宮島:描く時もありますよ。でも表情がある絵を描くとその絵に理由が付く
じゃないですか、「何で笑顔なの?」とか・・・それは作品を見る人の幅が
狭まる気がするんですよ。無表情のなかにある表情や感情をを見る人に感じて
もらいたいです。でも実際、人と人が接する時は、確実に対象がいる訳ですから、
表情は豊かな方がいいですよね。

加藤:宮島さんの作品には瞳が描かれていない物がありますがそれも表情の
表現に関係しているのですか?

宮島:瞳ってすごく表情が表れますよね。

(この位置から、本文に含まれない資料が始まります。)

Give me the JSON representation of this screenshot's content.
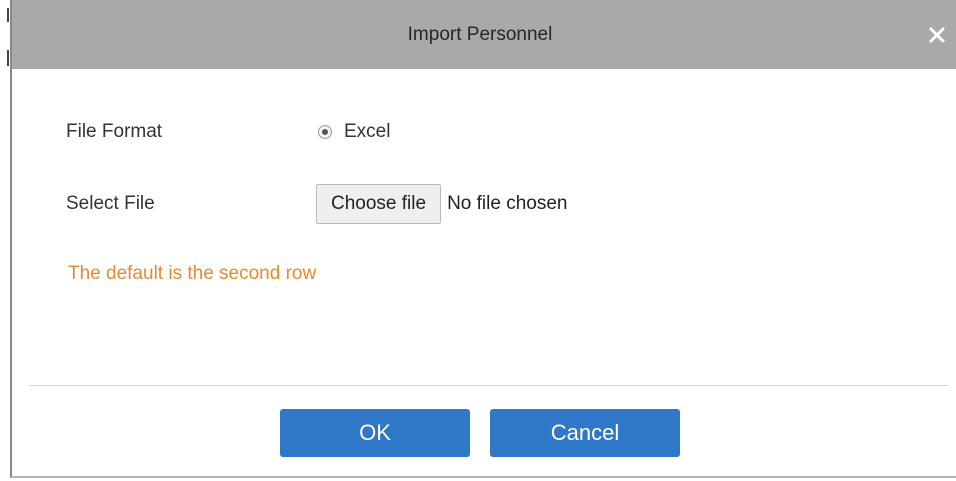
{
  "dialog": {
    "title": "Import Personnel",
    "close_icon": "close-icon"
  },
  "form": {
    "file_format_label": "File Format",
    "file_format_option": "Excel",
    "file_format_selected": true,
    "select_file_label": "Select File",
    "choose_file_button": "Choose file",
    "file_status": "No file chosen"
  },
  "hint": {
    "text": "The default is the second row",
    "color": "#e68a2e"
  },
  "footer": {
    "ok_label": "OK",
    "cancel_label": "Cancel",
    "button_color": "#2f77c7"
  }
}
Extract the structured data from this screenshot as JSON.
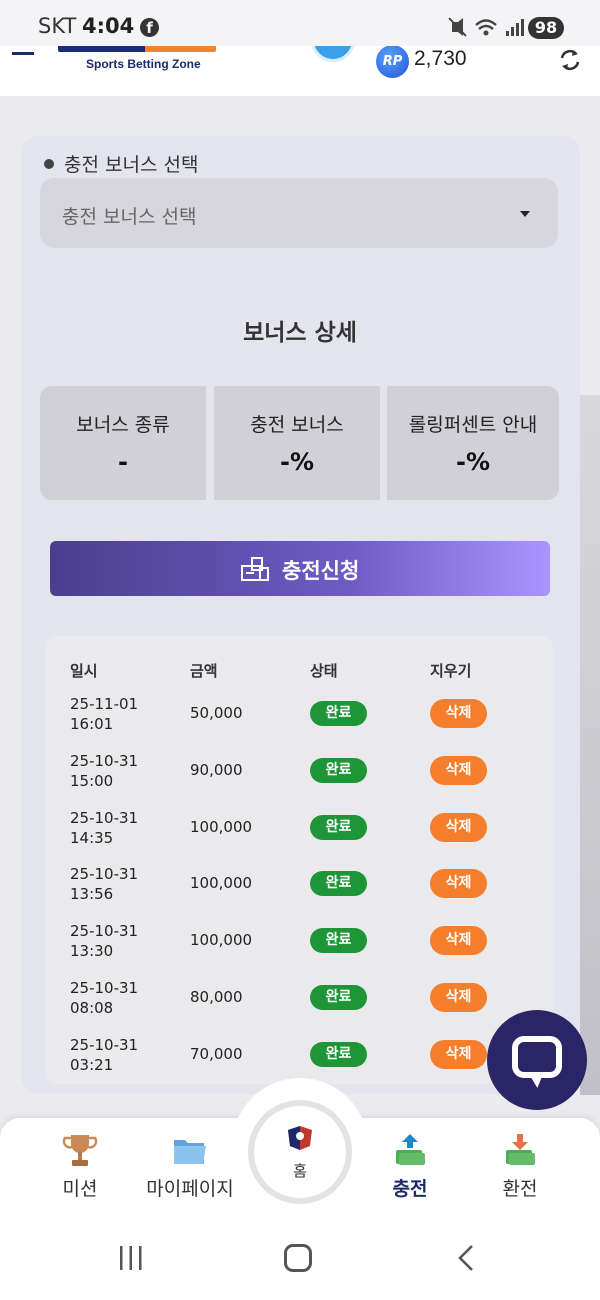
{
  "status_bar": {
    "carrier": "SKT",
    "time": "4:04",
    "facebook_glyph": "f",
    "battery": "98"
  },
  "header": {
    "logo_subtitle": "Sports Betting Zone",
    "rp_badge": "RP",
    "rp_value": "2,730"
  },
  "bonus": {
    "section_label": "충전 보너스 선택",
    "select_placeholder": "충전 보너스 선택",
    "detail_title": "보너스 상세",
    "stats": [
      {
        "label": "보너스 종류",
        "value": "-"
      },
      {
        "label": "충전 보너스",
        "value": "-%"
      },
      {
        "label": "롤링퍼센트 안내",
        "value": "-%"
      }
    ],
    "submit_label": "충전신청"
  },
  "history": {
    "headers": [
      "일시",
      "금액",
      "상태",
      "지우기"
    ],
    "rows": [
      {
        "date": "25-11-01",
        "time": "16:01",
        "amount": "50,000",
        "status": "완료",
        "action": "삭제"
      },
      {
        "date": "25-10-31",
        "time": "15:00",
        "amount": "90,000",
        "status": "완료",
        "action": "삭제"
      },
      {
        "date": "25-10-31",
        "time": "14:35",
        "amount": "100,000",
        "status": "완료",
        "action": "삭제"
      },
      {
        "date": "25-10-31",
        "time": "13:56",
        "amount": "100,000",
        "status": "완료",
        "action": "삭제"
      },
      {
        "date": "25-10-31",
        "time": "13:30",
        "amount": "100,000",
        "status": "완료",
        "action": "삭제"
      },
      {
        "date": "25-10-31",
        "time": "08:08",
        "amount": "80,000",
        "status": "완료",
        "action": "삭제"
      },
      {
        "date": "25-10-31",
        "time": "03:21",
        "amount": "70,000",
        "status": "완료",
        "action": "삭제"
      }
    ]
  },
  "bottom_nav": {
    "mission": "미션",
    "mypage": "마이페이지",
    "home": "홈",
    "charge": "충전",
    "exchange": "환전"
  },
  "colors": {
    "accent_purple": "#6e5cc4",
    "status_done_green": "#1e9638",
    "delete_orange": "#f57e2c",
    "chat_navy": "#2a2566"
  },
  "icons": {
    "chat": "chat-bubble-icon",
    "refresh": "refresh-icon",
    "trophy": "trophy-icon",
    "folder": "folder-icon",
    "charge": "money-up-icon",
    "exchange": "money-down-icon"
  }
}
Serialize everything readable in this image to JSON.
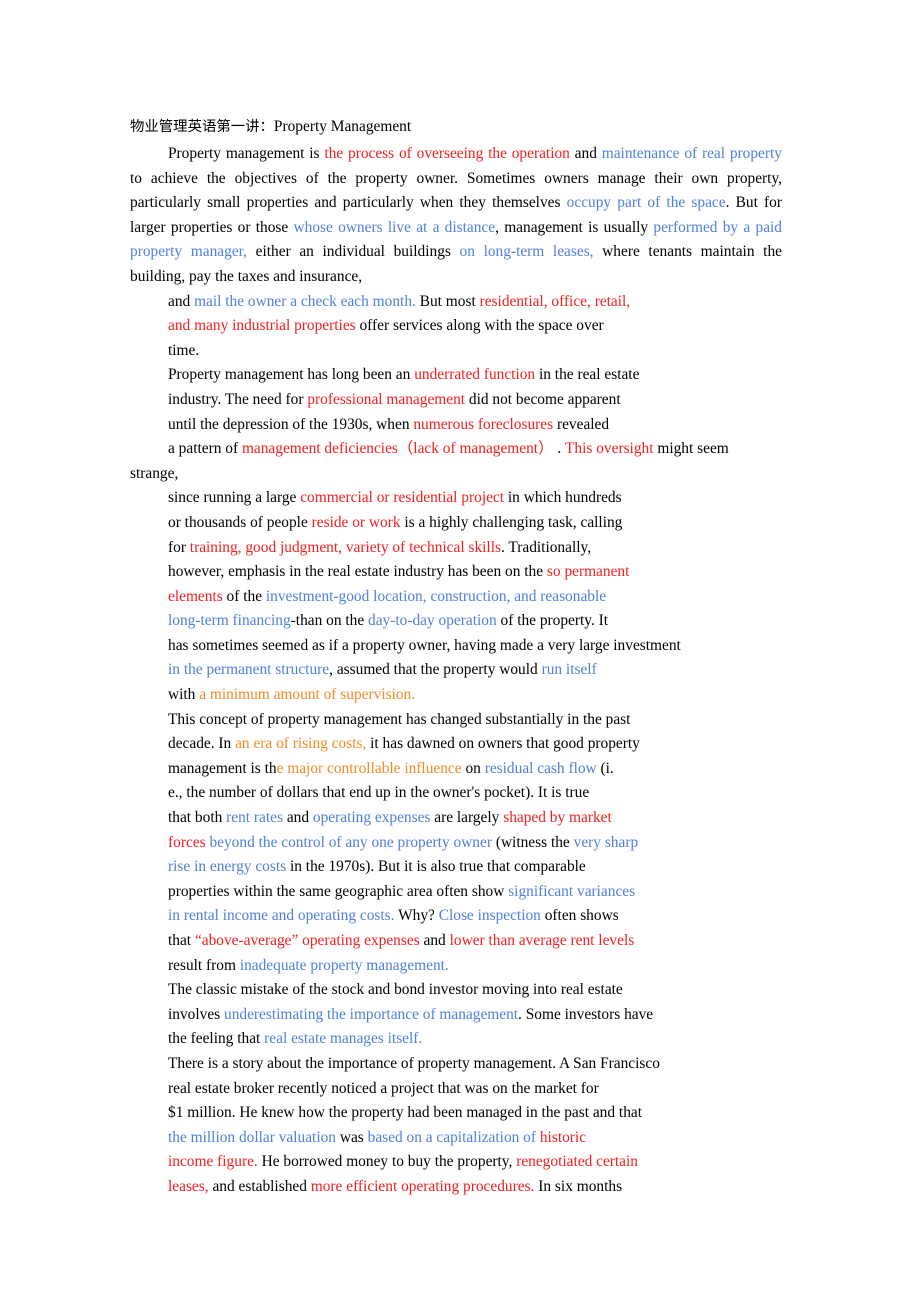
{
  "document": {
    "title_cjk": "物业管理英语第一讲：",
    "title_en": "Property Management",
    "colors": {
      "text": "#000000",
      "red": "#f32020",
      "blue": "#5080dd",
      "orange": "#f28b28",
      "background": "#ffffff"
    },
    "paragraph1": {
      "s1": "Property management is ",
      "s2_red": "the process of overseeing the operation",
      "s3": " and ",
      "s4_blue": "maintenance of real property",
      "s5": " to achieve the objectives of the property owner. Sometimes owners manage their own property, particularly small properties and particularly when they themselves ",
      "s6_blue": "occupy part of the space",
      "s7": ". But for larger properties or those ",
      "s8_blue": "whose owners live at a distance",
      "s9": ", management is usually ",
      "s10_blue": "performed by a paid property manager,",
      "s11": " either an individual buildings ",
      "s12_blue": "on long-term leases,",
      "s13": " where tenants maintain the building, pay the taxes and insurance,"
    },
    "block2": {
      "l1_a": "and ",
      "l1_b_blue": "mail the owner a check each month.",
      "l1_c": " But most ",
      "l1_d_red": "residential, office, retail,",
      "l2_a_red": "and many industrial properties",
      "l2_b": " offer services along with the space over",
      "l3": "time.",
      "l4_a": "Property management has long been an ",
      "l4_b_red": "underrated function",
      "l4_c": " in the real estate",
      "l5_a": "industry. The need for ",
      "l5_b_red": "professional management",
      "l5_c": " did not become apparent",
      "l6_a": "until the depression of the 1930s, when ",
      "l6_b_red": "numerous foreclosures",
      "l6_c": " revealed",
      "l7_a": "a pattern of ",
      "l7_b_red": "management deficiencies（lack of management）",
      "l7_c": " . ",
      "l7_d_red": "This oversight",
      "l7_e": " might seem",
      "l8": "strange,"
    },
    "block3": {
      "l1_a": "since running a large ",
      "l1_b_red": "commercial or residential project",
      "l1_c": " in which hundreds",
      "l2_a": "or thousands of people ",
      "l2_b_red": "reside or work",
      "l2_c": " is a highly challenging task, calling",
      "l3_a": "for ",
      "l3_b_red": "training, good judgment, variety of technical skills",
      "l3_c": ". Traditionally,",
      "l4_a": "however, emphasis in the real estate industry has been on the ",
      "l4_b_red": "so permanent",
      "l5_a_red": "elements",
      "l5_b": " of the ",
      "l5_c_blue": "investment-good location, construction, and reasonable",
      "l6_a_blue": "long-term financing",
      "l6_b": "-than on the ",
      "l6_c_blue": "day-to-day operation",
      "l6_d": " of the property. It",
      "l7": "has sometimes seemed as if a property owner, having made a very large investment",
      "l8_a_blue": "in the permanent structure",
      "l8_b": ", assumed that the property would ",
      "l8_c_blue": "run itself",
      "l9_a": "with ",
      "l9_b_orange": "a minimum amount of supervision."
    },
    "block4": {
      "l1": "This concept of property management has changed substantially in the past",
      "l2_a": "decade. In ",
      "l2_b_orange": "an era of rising costs,",
      "l2_c": " it has dawned on owners that good property",
      "l3_a": "management is th",
      "l3_b_orange": "e major controllable influence",
      "l3_c": " on ",
      "l3_d_blue": "residual cash flow",
      "l3_e": " (i.",
      "l4": "e., the number of dollars that end up in the owner's pocket). It is true",
      "l5_a": "that both ",
      "l5_b_blue": "rent rates",
      "l5_c": " and ",
      "l5_d_blue": "operating expenses",
      "l5_e": " are largely ",
      "l5_f_red": "shaped by market",
      "l6_a_red": "forces",
      "l6_b_blue": " beyond the control of any one property owner",
      "l6_c": " (witness the ",
      "l6_d_blue": "very sharp",
      "l7_a_blue": "rise in energy costs",
      "l7_b": " in the 1970s). But it is also true that comparable",
      "l8_a": "properties within the same geographic area often show ",
      "l8_b_blue": "significant variances",
      "l9_a_blue": "in rental income and operating costs.",
      "l9_b": " Why? ",
      "l9_c_blue": "Close inspection",
      "l9_d": " often shows",
      "l10_a": "that ",
      "l10_b_red": "“above-average” operating expenses",
      "l10_c": " and ",
      "l10_d_red": "lower than average rent levels",
      "l11_a": "result from ",
      "l11_b_blue": "inadequate property management."
    },
    "block5": {
      "l1": "The classic mistake of the stock and bond investor moving into real estate",
      "l2_a": "involves ",
      "l2_b_blue": "underestimating the importance of management",
      "l2_c": ". Some investors have",
      "l3_a": "the feeling that ",
      "l3_b_blue": "real estate manages itself."
    },
    "block6": {
      "l1": "There is a story about the importance of property management. A San Francisco",
      "l2": "real estate broker recently noticed a project that was on the market for",
      "l3": "$1 million. He knew how the property had been managed in the past and that",
      "l4_a_blue": "the million dollar valuation",
      "l4_b": " was ",
      "l4_c_blue": "based on a capitalization of ",
      "l4_d_red": "historic",
      "l5_a_red": "income figure.",
      "l5_b": " He borrowed money to buy the property, ",
      "l5_c_red": "renegotiated certain",
      "l6_a_red": "leases,",
      "l6_b": " and established ",
      "l6_c_red": "more efficient operating procedures.",
      "l6_d": " In six months"
    }
  }
}
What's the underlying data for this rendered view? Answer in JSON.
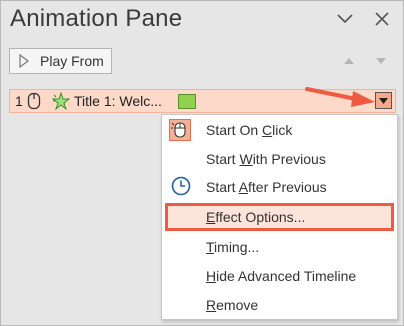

初期の作品は両目とも白目なんですが、
その時は、無表情を描くのにこだわっていたので・・・最近は片目を描くことで、
顔を半分手で隠すとそれぞれ表情が違って、人間の裏表な部分を表現出来たら・・・と、思っています。
私の絵に瞳を入れるとやさしくなる気がします。瞳を描く、描かないは私の
中で優先的な表現方法のひとつです。


加藤:色使いも独特ですが・・・

宮島:作品に色をつける事で冷静な中にも確実にある人の体温みたいなものを表現していますね。
でも私、カラフルな世界よりモノクロの世界の方が魅力を感じる時があるんです。

加藤:それはなぜでしょう・・・?

宮島:16年間続けてきた書道にあると思います。

加藤:16年!?それはすごいですね!それだけ続けられていたら結構いいところ
までいったんじゃないですか?

宮島:師範一歩手前くらい・・・?ですかね、師範試験の受験ができる資格まで
続けたのですが、師範になりたかったわけではないので・・・資格より続けて
きた事に意味があると感じます。書道を通して忍耐力、集中力、ものを正確に
とらえる力、プラス、創造力といった事が自然と身に付きました。

加藤:書道って奥が深い!!宮島さんが描くあの独特な雰囲気は長年続けてきた
書道にあったわけですね。


宮島:私にとって絵を描くことと、文字を書くことは同じことの様なきがします。
絵を描くとき下書きしないので、文字を書くように絵を描いています。
一発勝負のような緊張感と開放感が、線に出て面白いんです。
あと、字で人の性格が分かる、といいますが本当に分かります!

加藤:本当ですか!?じゃあ今度私の書いた字を鑑定してください。ちょっと恐い
けど・・・(笑)


加藤:最後に、今後どのようお仕事をしていきたいですか?

宮島:今までの仕事はアパレル関係が一番多いので、広告や雑誌といった紙を扱った仕事がしたいです。
人物の作品が多いですが、花や、建物なども作品に取り入れて、そういった物を
描いても「宮島亜希の描いた絵」と、認められる作品を描いていきたい思っています。